Os resultados deste estudo não são apenas números, são chamadas à ação. A responsabilidade recai sobre os cidadãos eleitores no sentido de exigirem, escrutinarem e responsabilizarem os governos no que diz respeito a reformas estruturais que promovam o crescimento económico, que é instrumental para a geração de receitas fiscais e a sustentação do Estado social. Estou certo de que as metas de crescimento e nível de vida apresentadas, de fácil escrutínio (com base nas projeções do estudo, aqui resumidas) elevarão a exigência dos cidadãos.
São as condições de vida de todos nós que estão em jogo. O estudo referido é um repto à sociedade para exigir uma chamada à ação dos governos no sentido de adotaremmelhores políticas públicas. O estudo não informa apenas sobre a trajetória passada de crescimento económico, nível de vida e dinâmica populacional, mas traçatambém um mapa do futuro com linhas mais risonhas ou sombrias consoante o grau de ambição das políticas.

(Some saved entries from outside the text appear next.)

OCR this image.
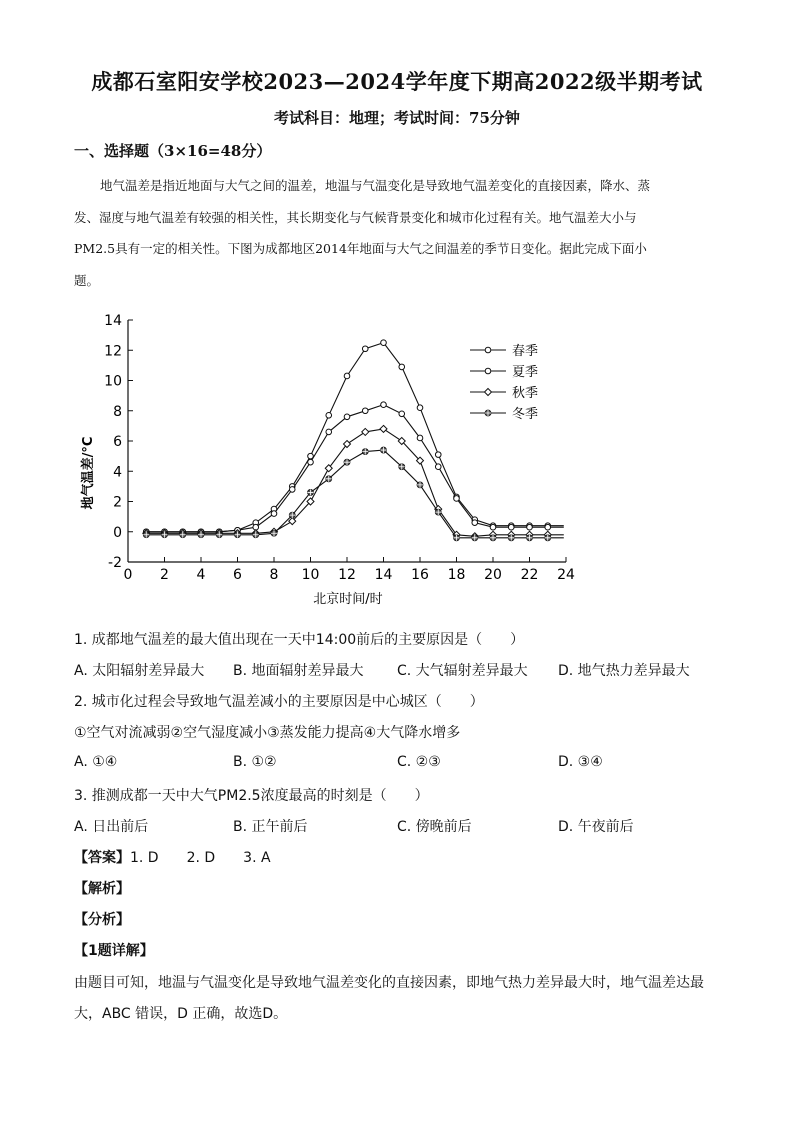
成都石室阳安学校2023—2024学年度下期高2022级半期考试
考试科目：地理；考试时间：75分钟
一、选择题（3×16=48分）
地气温差是指近地面与大气之间的温差，地温与气温变化是导致地气温差变化的直接因素，降水、蒸
发、湿度与地气温差有较强的相关性，其长期变化与气候背景变化和城市化过程有关。地气温差大小与
PM2.5具有一定的相关性。下图为成都地区2014年地面与大气之间温差的季节日变化。据此完成下面小
题。
-2
0
2
4
6
8
10
12
14
0 2 4 6 8 10 12 14 16 18 20 22 24
春季
夏季
秋季
冬季
地气温差/°C
北京时间/时
1. 成都地气温差的最大值出现在一天中14:00前后的主要原因是（　　）
A. 太阳辐射差异最大 B. 地面辐射差异最大 C. 大气辐射差异最大 D. 地气热力差异最大
2. 城市化过程会导致地气温差减小的主要原因是中心城区（　　）
①空气对流减弱②空气湿度减小③蒸发能力提高④大气降水增多
A. ①④	B. ①②	C. ②③	D. ③④
3. 推测成都一天中大气PM2.5浓度最高的时刻是（　　）
A. 日出前后	B. 正午前后	C. 傍晚前后	D. 午夜前后
【答案】1. D　　2. D　　3. A
【解析】
【分析】
【1题详解】
由题目可知，地温与气温变化是导致地气温差变化的直接因素，即地气热力差异最大时，地气温差达最
大，ABC 错误，D 正确，故选D。
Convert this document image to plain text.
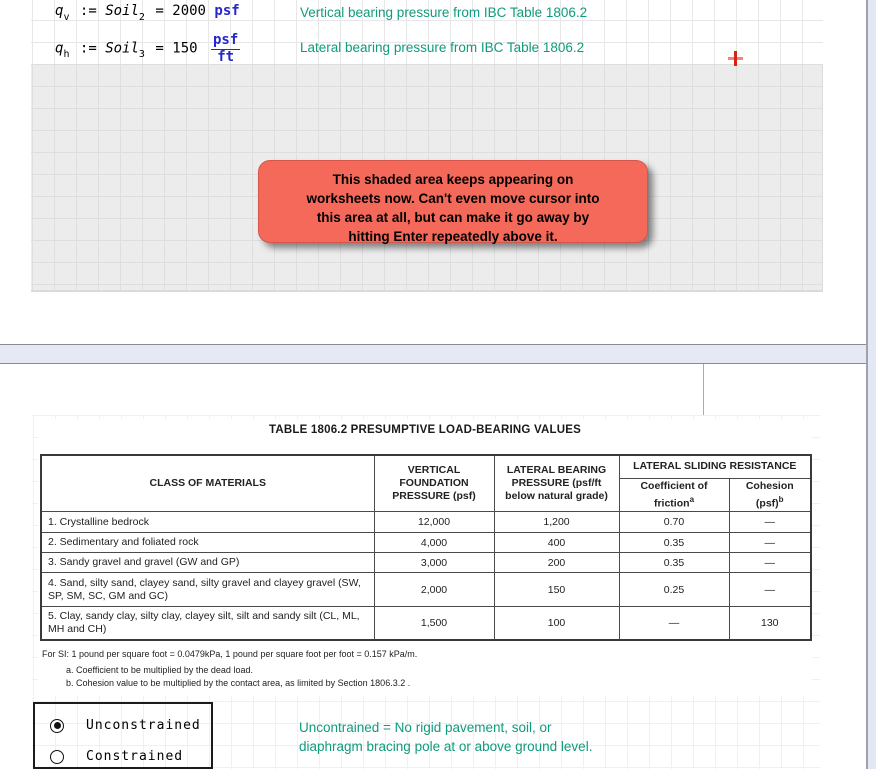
$q_v$ := Soil$_2$ = 2000 psf
$q_h$ := Soil$_3$ = $150 \frac{\text{psf}}{ft}$
Vertical bearing pressure from IBC Table 1806.2
Lateral bearing pressure from IBC Table 1806.2
This shaded area keeps appearing on
worksheets now. Can't even move cursor into
this area at all, but can make it go away by
hitting Enter repeatedly above it.
TABLE 1806.2 PRESUMPTIVE LOAD-BEARING VALUES
CLASS OF MATERIALS	VERTICAL FOUNDATION PRESSURE (psf)	LATERAL BEARING PRESSURE (psf/ft below natural grade)	LATERAL SLIDING RESISTANCE	
			Coefficient of friction$^a$	Cohesion (psf)$^b$
1. Crystalline bedrock	12,000	1,200	0.70	—
2. Sedimentary and foliated rock	4,000	400	0.35	—
3. Sandy gravel and gravel (GW and GP)	3,000	200	0.35	—
4. Sand, silty sand, clayey sand, silty gravel and clayey gravel (SW, SP, SM, SC, GM and GC)	2,000	150	0.25	—
5. Clay, sandy clay, silty clay, clayey silt, silt and sandy silt (CL, ML, MH and CH)	1,500	100	—	130
For SI: 1 pound per square foot = 0.0479kPa, 1 pound per square foot per foot = 0.157 kPa/m.
a. Coefficient to be multiplied by the dead load.
b. Cohesion value to be multiplied by the contact area, as limited by Section 1806.3.2 .
Unconstrained
Constrained
Uncontrained = No rigid pavement, soil, or
diaphragm bracing pole at or above ground level.
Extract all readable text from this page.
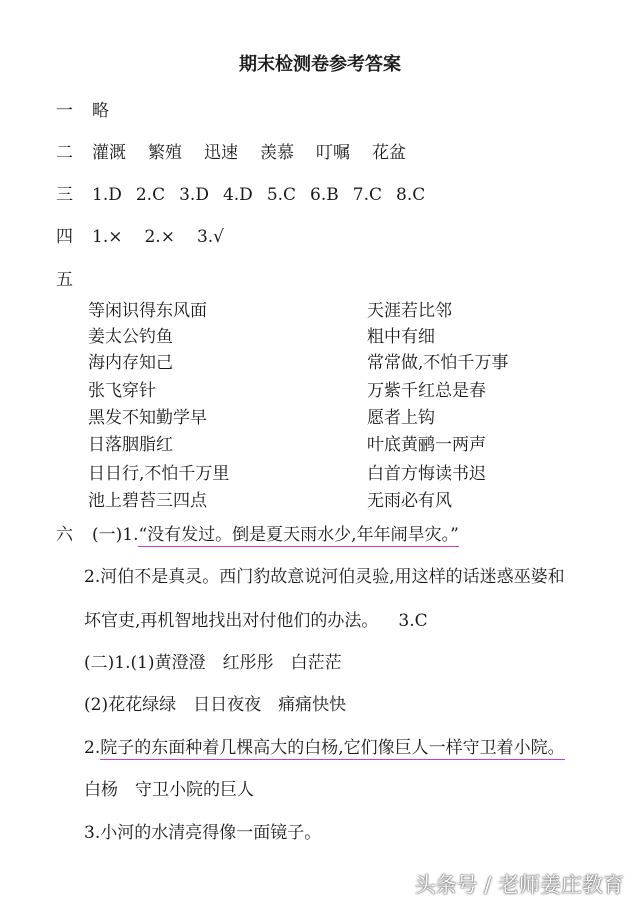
期末检测卷参考答案
一 略
二 灌溉 繁殖 迅速 羡慕 叮嘱 花盆
三 1.D 2.C 3.D 4.D 5.C 6.B 7.C 8.C
四 1.× 2.× 3.√
五
等闲识得东风面
姜太公钓鱼
海内存知己
张飞穿针
黑发不知勤学早
日落胭脂红
日日行,不怕千万里
池上碧苔三四点
天涯若比邻
粗中有细
常常做,不怕千万事
万紫千红总是春
愿者上钩
叶底黄鹂一两声
白首方悔读书迟
无雨必有风
六 (一)1.“没有发过。倒是夏天雨水少,年年闹旱灾。”
2.河伯不是真灵。西门豹故意说河伯灵验,用这样的话迷惑巫婆和
坏官吏,再机智地找出对付他们的办法。 3.C
(二)1.(1)黄澄澄　红彤彤　白茫茫
(2)花花绿绿　日日夜夜　痛痛快快
2.院子的东面种着几棵高大的白杨,它们像巨人一样守卫着小院。
白杨　守卫小院的巨人
3.小河的水清亮得像一面镜子。
头条号 / 老师姜庄教育
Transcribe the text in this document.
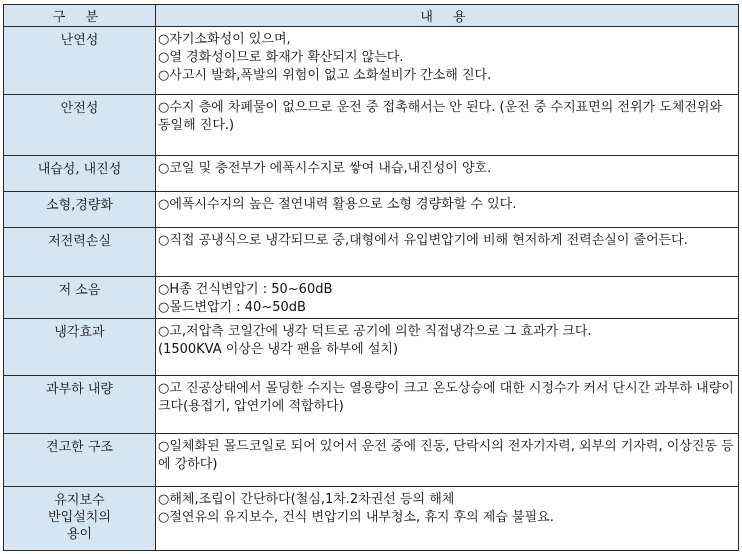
구 분	내 용
난연성	○자기소화성이 있으며,
○열 경화성이므로 화재가 확산되지 않는다.
○사고시 발화,폭발의 위험이 없고 소화설비가 간소해 진다.

안전성	○수지 층에 차폐물이 없으므로 운전 중 접촉해서는 안 된다. (운전 중 수지표면의 전위가 도체전위와 동일해 진다.)

내습성, 내진성	○코일 및 충전부가 에폭시수지로 쌓여 내습,내진성이 양호.

소형,경량화	○에폭시수지의 높은 절연내력 활용으로 소형 경량화할 수 있다.

저전력손실	○직접 공냉식으로 냉각되므로 중,대형에서 유입변압기에 비해 현저하게 전력손실이 줄어든다.

저 소음	○H종 건식변압기 : 50~60dB
○몰드변압기 : 40~50dB

냉각효과	○고,저압측 코일간에 냉각 덕트로 공기에 의한 직접냉각으로 그 효과가 크다.
(1500KVA 이상은 냉각 팬을 하부에 설치)

과부하 내량	○고 진공상태에서 몰딩한 수지는 열용량이 크고 온도상승에 대한 시정수가 커서 단시간 과부하 내량이 크다(용접기, 압연기에 적합하다)

견고한 구조	○일체화된 몰드코일로 되어 있어서 운전 중에 진동, 단락시의 전자기자력, 외부의 기자력, 이상진동 등에 강하다)

유지보수
반입설치의
용이	○해체,조립이 간단하다(철심,1차.2차권선 등의 해체
○절연유의 유지보수, 건식 변압기의 내부청소, 휴지 후의 제습 불필요.
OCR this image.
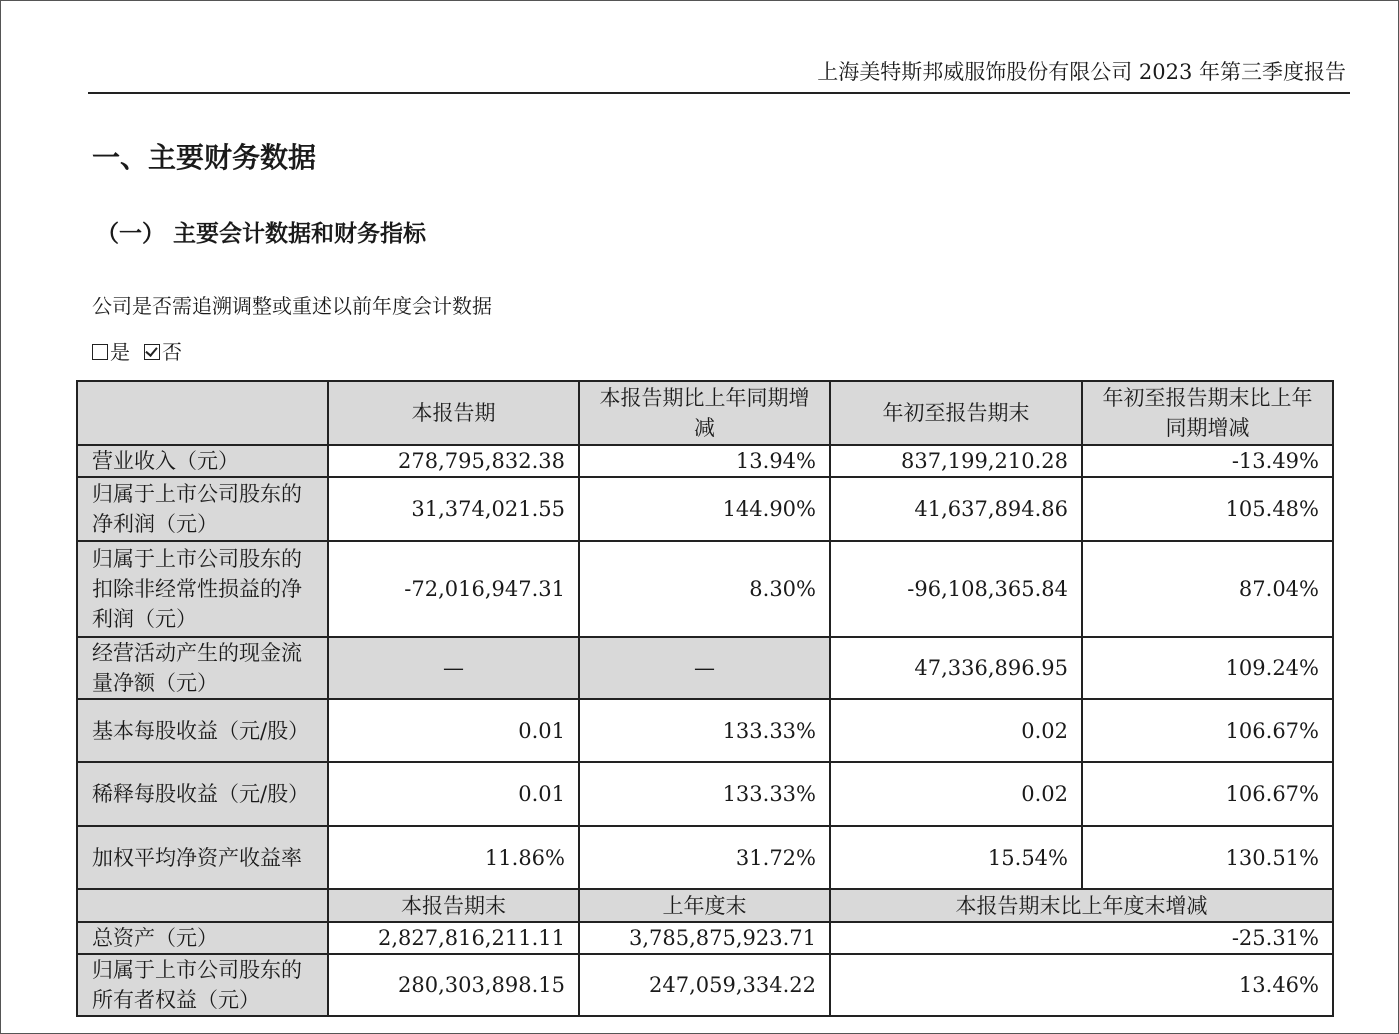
上海美特斯邦威服饰股份有限公司 2023 年第三季度报告
一、主要财务数据
（一） 主要会计数据和财务指标
公司是否需追溯调整或重述以前年度会计数据
是 否
	本报告期	本报告期比上年同期增减	年初至报告期末	年初至报告期末比上年同期增减
营业收入（元）	278,795,832.38	13.94%	837,199,210.28	-13.49%
归属于上市公司股东的净利润（元）	31,374,021.55	144.90%	41,637,894.86	105.48%
归属于上市公司股东的扣除非经常性损益的净利润（元）	-72,016,947.31	8.30%	-96,108,365.84	87.04%
经营活动产生的现金流量净额（元）	—	—	47,336,896.95	109.24%
基本每股收益（元/股）	0.01	133.33%	0.02	106.67%
稀释每股收益（元/股）	0.01	133.33%	0.02	106.67%
加权平均净资产收益率	11.86%	31.72%	15.54%	130.51%
	本报告期末	上年度末	本报告期末比上年度末增减	
总资产（元）	2,827,816,211.11	3,785,875,923.71	-25.31%	
归属于上市公司股东的所有者权益（元）	280,303,898.15	247,059,334.22	13.46%	
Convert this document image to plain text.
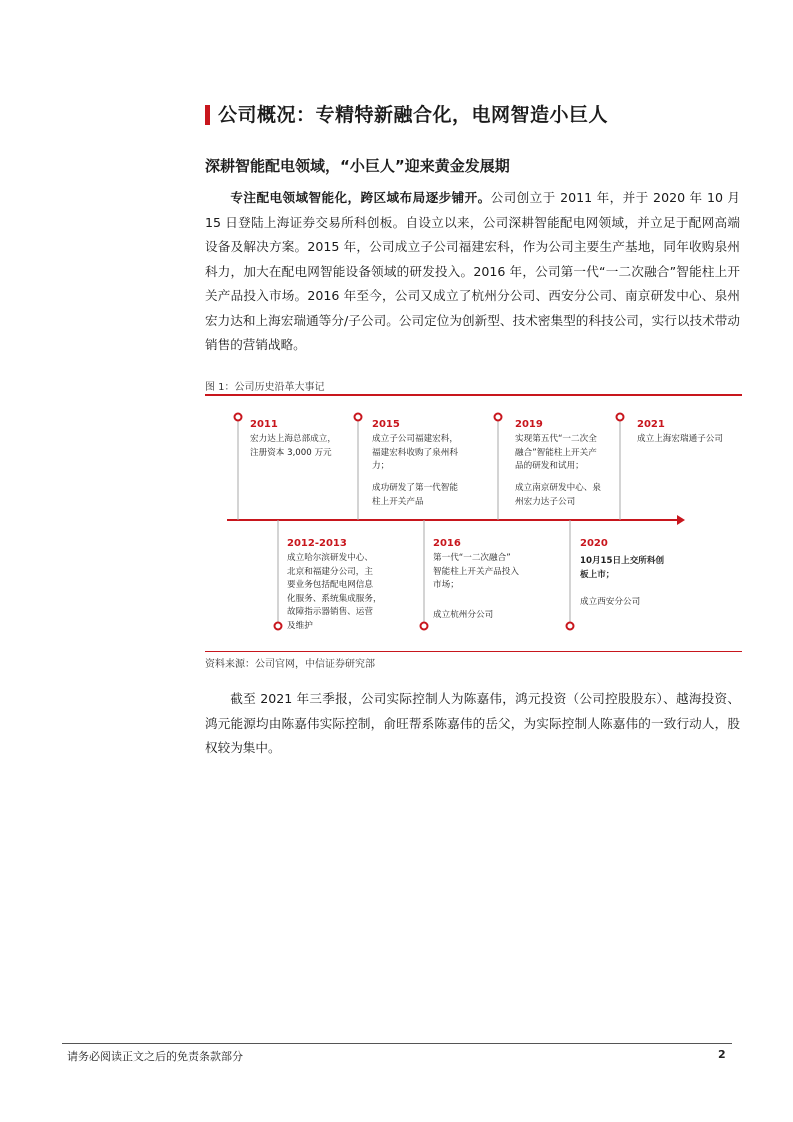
公司概况：专精特新融合化，电网智造小巨人
深耕智能配电领域，“小巨人”迎来黄金发展期
专注配电领域智能化，跨区域布局逐步铺开。公司创立于 2011 年，并于 2020 年 10 月 15 日登陆上海证券交易所科创板。自设立以来，公司深耕智能配电网领域，并立足于配网高端设备及解决方案。2015 年，公司成立子公司福建宏科，作为公司主要生产基地，同年收购泉州科力，加大在配电网智能设备领域的研发投入。2016 年，公司第一代“一二次融合”智能柱上开关产品投入市场。2016 年至今，公司又成立了杭州分公司、西安分公司、南京研发中心、泉州宏力达和上海宏瑞通等分/子公司。公司定位为创新型、技术密集型的科技公司，实行以技术带动销售的营销战略。
图 1：公司历史沿革大事记
2011
宏力达上海总部成立，
注册资本 3,000 万元
2015
成立子公司福建宏科，
福建宏科收购了泉州科
力；
成功研发了第一代智能
柱上开关产品
2019
实现第五代“一二次全
融合”智能柱上开关产
品的研发和试用；
成立南京研发中心、泉
州宏力达子公司
2021
成立上海宏瑞通子公司
2012-2013
成立哈尔滨研发中心、
北京和福建分公司，主
要业务包括配电网信息
化服务、系统集成服务，
故障指示器销售、运营
及维护
2016
第一代“一二次融合”
智能柱上开关产品投入
市场；
成立杭州分公司
2020
10月15日上交所科创
板上市；
成立西安分公司
资料来源：公司官网，中信证券研究部
截至 2021 年三季报，公司实际控制人为陈嘉伟，鸿元投资（公司控股股东）、越海投资、鸿元能源均由陈嘉伟实际控制，俞旺帮系陈嘉伟的岳父，为实际控制人陈嘉伟的一致行动人，股权较为集中。
请务必阅读正文之后的免责条款部分	2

Cabe à sociedade, aos eleitores, avaliar cuidadosamente as propostas políticas, moldando assim o caminho que Portugal tomará nos próximos anos. O nosso destino coletivo está nas mãos de todos e a escolha determinará o curso da nação nos anos vindouros. Por isso, as próximas eleições legislativas de 10 de março oferecem uma oportunidade única para os cidadãos influenciarem de forma decisiva o rumo do país em prol de todas as gerações – as atuais e as vindouras –, pensando em simultâneo no impacto sobre os mais jovens, os trabalhadores no ativo e os reformados.
Apelo, por isso, ao voto de todos os cidadãos eleitores, mas também à capacidade de reflexão e influência dos mais novos, em particular os estudantes, que ainda não podem votar, sobre aqueles que o podem fazer (nomeadamente os familiares), uma vez que o que se decidir agora, com impacto no desenvolvimento do país, será proporcionalmente mais relevante nas suas vidas, dado que têm um caminho maior pela frente. O meu mais profundo desejo é que, em resultado de melhores políticas públicas, os atuais e futuros estudantes, bem como os demais jovens já no ativo, encontrem condições propícias para constituir família e criarem riqueza no nosso bonito País, sem terem necessidade de emigrar. Será o melhor sinal de que o País estará, finalmente, a prosperar!
Óscar Afonso, professor catedrático da Faculdade de Economia da Universidade do Porto, e sócio fundador do Observatório de Economia e Gestão de Fraude (OBEGEF)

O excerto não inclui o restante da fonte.